Menyikapi perkembangan ini, Macro & Fixed Income Lead Phintraco Sekuritas, Nur Ryshalti, memproyeksikan adanya potensi koreksi di pasar keuangan kawasan ASEAN, termasuk pasar saham dan obligasi. Dampak dari surat Trump tersebut dinilai dapat memicu volatilitas.
Lebih lanjut, Ryshalti memperkirakan bahwa bank sentral di negara-negara ASEAN, khususnya Bank Indonesia (BI), akan cenderung mengambil sikap wait and see. Kehati-hatian ini muncul dari kekhawatiran akan potensi kenaikan inflasi jika kebijakan penurunan suku bunga terlalu cepat dilakukan di tengah ketidakpastian ini.
Amerika Serikat merupakan negara tujuan ekspor terbesar kedua bagi Indonesia. Dengan penerapan tarif resiprokal ini, Nur Ryshalti menilai akan terjadi penurunan signifikan pada keuntungan perusahaan-perusahaan di Tanah Air. Ini menjadi tantangan besar bagi eksportir Indonesia.
Nur menjelaskan bahwa penurunan keuntungan ini akan tak terhindarkan apabila perusahaan-perusahaan Indonesia berusaha mempertahankan harga jual produk ekspor mereka ke AS demi menjaga daya saing. Selain itu, Ryshalti juga memproyeksikan potensi kenaikan inflasi pada barang di AS maupun Indonesia, terutama jika pemerintah memutuskan untuk menerapkan tarif balasan.
Di sisi lain, Associate Director of Research and Investment Pilarmas Investindo Sekuritas, Maximilianus Nico Demus, mengungkapkan bahwa pasar sebenarnya masih menanti kejelasan lebih lanjut mengenai kesepakatan antara Indonesia dan Amerika Serikat. Ketidakpastian global ini menciptakan dinamika tersendiri di pasar.
Meskipun demikian, Nico Demus menyoroti adanya peluang yang dilihat investor di tengah ketidakpastian tersebut, yaitu potensi kenaikan harga dari saham-saham hasil penawaran umum perdana saham atau Initial Public Offering (IPO).

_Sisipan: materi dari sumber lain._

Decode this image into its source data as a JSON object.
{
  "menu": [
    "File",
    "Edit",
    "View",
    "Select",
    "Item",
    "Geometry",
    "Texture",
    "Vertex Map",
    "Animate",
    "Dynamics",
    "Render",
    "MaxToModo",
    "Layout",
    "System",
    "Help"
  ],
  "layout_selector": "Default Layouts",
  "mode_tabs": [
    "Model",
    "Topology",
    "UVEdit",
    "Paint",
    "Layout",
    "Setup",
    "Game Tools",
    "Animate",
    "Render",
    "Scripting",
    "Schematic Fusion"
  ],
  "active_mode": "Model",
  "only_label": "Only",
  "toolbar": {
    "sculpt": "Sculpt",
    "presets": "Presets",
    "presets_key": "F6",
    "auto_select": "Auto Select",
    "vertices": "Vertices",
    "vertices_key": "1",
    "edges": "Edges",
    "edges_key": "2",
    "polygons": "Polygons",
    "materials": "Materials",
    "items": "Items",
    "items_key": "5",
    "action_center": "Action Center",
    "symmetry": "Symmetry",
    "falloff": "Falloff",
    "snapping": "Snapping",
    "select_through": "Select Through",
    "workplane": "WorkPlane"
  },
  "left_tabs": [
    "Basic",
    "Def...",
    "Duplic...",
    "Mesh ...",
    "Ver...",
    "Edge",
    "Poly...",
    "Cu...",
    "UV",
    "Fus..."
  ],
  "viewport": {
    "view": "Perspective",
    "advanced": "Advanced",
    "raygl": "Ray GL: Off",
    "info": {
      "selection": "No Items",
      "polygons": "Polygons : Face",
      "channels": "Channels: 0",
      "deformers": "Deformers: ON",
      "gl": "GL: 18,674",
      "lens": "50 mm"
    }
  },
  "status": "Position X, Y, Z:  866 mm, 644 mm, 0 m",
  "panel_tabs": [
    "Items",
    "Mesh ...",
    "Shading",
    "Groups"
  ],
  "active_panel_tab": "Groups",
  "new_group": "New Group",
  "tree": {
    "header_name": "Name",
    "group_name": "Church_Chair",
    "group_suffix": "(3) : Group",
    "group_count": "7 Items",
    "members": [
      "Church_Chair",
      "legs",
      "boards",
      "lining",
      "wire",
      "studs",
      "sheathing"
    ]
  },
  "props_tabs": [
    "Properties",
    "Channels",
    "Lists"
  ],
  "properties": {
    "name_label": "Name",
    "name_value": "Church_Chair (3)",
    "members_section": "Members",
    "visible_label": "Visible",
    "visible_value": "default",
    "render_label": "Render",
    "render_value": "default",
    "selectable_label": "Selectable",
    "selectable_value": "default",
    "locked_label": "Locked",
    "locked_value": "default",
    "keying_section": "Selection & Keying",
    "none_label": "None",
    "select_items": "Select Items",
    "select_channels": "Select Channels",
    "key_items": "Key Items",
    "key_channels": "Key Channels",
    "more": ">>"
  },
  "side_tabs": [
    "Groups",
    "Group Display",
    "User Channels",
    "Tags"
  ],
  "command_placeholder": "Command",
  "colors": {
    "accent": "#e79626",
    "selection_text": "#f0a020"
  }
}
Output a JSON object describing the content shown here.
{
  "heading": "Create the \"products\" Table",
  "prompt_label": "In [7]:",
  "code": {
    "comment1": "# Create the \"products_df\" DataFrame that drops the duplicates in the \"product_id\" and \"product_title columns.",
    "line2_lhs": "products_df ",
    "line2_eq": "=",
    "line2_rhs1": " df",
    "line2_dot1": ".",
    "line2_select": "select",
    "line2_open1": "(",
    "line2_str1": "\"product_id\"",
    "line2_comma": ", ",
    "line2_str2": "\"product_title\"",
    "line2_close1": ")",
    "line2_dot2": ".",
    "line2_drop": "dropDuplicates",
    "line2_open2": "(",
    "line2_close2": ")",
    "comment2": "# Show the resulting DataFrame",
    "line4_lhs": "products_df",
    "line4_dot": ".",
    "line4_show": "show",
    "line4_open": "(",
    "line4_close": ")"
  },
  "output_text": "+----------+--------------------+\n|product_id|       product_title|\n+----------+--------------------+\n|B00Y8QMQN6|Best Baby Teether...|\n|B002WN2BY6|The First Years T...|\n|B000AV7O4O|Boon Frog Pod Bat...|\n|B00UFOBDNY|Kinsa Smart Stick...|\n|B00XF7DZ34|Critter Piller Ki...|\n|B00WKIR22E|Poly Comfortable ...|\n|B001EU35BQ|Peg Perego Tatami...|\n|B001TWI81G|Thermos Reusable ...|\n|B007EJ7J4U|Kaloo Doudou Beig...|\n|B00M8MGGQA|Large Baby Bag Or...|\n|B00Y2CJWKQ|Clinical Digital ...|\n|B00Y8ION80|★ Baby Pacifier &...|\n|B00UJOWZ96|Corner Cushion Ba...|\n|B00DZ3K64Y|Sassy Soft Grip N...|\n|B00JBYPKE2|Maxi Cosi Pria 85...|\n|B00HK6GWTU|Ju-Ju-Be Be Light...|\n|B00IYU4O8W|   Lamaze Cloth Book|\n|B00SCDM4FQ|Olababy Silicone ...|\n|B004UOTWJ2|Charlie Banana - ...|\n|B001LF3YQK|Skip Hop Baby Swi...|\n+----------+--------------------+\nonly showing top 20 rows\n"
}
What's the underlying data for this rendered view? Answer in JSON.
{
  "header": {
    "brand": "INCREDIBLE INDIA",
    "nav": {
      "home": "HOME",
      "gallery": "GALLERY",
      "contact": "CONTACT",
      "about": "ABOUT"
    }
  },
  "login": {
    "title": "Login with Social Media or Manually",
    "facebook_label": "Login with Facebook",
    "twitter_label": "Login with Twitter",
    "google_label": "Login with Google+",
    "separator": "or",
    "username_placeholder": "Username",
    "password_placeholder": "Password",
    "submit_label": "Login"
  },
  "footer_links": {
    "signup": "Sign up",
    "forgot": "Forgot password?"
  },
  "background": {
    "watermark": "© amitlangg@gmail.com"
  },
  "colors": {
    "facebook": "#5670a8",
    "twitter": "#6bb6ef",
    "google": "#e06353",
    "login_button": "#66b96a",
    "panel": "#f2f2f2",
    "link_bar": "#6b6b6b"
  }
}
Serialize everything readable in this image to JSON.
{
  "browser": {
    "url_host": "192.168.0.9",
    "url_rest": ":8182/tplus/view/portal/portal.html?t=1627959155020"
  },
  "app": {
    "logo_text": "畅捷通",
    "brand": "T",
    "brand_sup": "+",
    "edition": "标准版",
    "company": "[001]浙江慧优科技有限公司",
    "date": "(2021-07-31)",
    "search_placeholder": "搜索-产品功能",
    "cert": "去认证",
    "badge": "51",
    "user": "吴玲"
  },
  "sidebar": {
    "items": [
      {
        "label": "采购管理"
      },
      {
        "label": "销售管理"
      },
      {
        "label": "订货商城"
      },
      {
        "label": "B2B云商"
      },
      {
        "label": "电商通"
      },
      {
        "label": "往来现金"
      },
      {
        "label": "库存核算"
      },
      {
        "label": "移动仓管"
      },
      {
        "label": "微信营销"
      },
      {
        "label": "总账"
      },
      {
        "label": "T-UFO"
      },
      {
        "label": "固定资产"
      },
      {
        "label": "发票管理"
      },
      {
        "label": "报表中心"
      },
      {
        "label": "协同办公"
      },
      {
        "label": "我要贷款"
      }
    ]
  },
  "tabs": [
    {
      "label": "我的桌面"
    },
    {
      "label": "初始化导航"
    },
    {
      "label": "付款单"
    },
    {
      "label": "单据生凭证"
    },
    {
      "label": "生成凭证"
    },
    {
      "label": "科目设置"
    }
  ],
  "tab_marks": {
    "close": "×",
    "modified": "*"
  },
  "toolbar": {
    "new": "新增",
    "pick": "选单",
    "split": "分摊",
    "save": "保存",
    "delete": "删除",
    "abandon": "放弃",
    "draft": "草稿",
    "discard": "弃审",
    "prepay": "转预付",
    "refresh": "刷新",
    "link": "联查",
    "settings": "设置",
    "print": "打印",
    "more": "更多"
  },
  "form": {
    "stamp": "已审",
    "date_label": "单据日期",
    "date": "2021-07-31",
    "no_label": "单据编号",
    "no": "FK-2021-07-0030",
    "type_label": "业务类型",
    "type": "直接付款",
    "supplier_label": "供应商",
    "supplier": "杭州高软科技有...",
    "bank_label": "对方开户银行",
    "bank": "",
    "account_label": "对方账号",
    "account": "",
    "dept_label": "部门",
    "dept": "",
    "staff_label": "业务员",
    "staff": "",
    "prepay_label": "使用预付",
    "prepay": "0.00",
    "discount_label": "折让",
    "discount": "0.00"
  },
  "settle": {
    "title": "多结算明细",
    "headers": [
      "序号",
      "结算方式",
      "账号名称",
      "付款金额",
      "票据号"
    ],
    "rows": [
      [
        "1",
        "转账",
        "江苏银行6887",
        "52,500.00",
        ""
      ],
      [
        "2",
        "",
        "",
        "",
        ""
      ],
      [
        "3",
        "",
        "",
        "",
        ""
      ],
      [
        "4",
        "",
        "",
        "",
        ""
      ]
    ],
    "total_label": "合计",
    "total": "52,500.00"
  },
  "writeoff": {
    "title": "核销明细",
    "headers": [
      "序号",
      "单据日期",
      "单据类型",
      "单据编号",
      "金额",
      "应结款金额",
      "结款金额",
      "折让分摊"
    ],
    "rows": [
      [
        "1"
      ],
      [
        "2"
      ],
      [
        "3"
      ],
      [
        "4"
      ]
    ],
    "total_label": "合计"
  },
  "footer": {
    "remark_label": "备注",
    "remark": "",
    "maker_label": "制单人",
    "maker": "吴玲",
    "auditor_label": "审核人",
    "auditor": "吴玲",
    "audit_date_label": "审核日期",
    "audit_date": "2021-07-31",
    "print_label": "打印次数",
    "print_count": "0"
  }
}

Tercatat pada perdagangan Selasa (8/7) saja, dua perusahaan telah resmi melantai di Bursa Efek Indonesia (BEI), yaitu PT Pancaran Samudera Transport Tbk (PSAT) dan PT Asia Pramulia Tbk (ASPR). Tren ini berlanjut pada Rabu (9/7) dengan listing-nya PT Chandra Daya Investasi Tbk (CDIA) dan PT Indokripto Koin Semesta Tbk (COIN), ditambah lagi empat perusahaan lain yang dijadwalkan melantai pada Kamis (10/7).
Kehadiran saham-saham baru ini terbukti memberikan dorongan signifikan bagi IHSG. Menurut Nico, meskipun IHSG sempat mengalami koreksi, masuknya investor ke saham-saham IPO ini memberikan penguatan yang berarti bagi indeks.
Fenomena positif ini tidak hanya terbatas pada saham IPO itu sendiri, namun juga merambat ke saham-saham yang terafiliasi dengan perusahaan yang baru melantai. Sebagai contoh, induk usaha CDIA, PT Chandra Asri Pacific Tbk (TPIA), tercatat menguat 4,09% ke level Rp 10.175 per saham. Nico menyarankan bagi investor yang tidak sempat mendapatkan alokasi di pasar perdana, opsi lain yang menarik adalah melirik saham-saham yang memiliki keterkaitan dengan emiten-emiten anyar tersebut.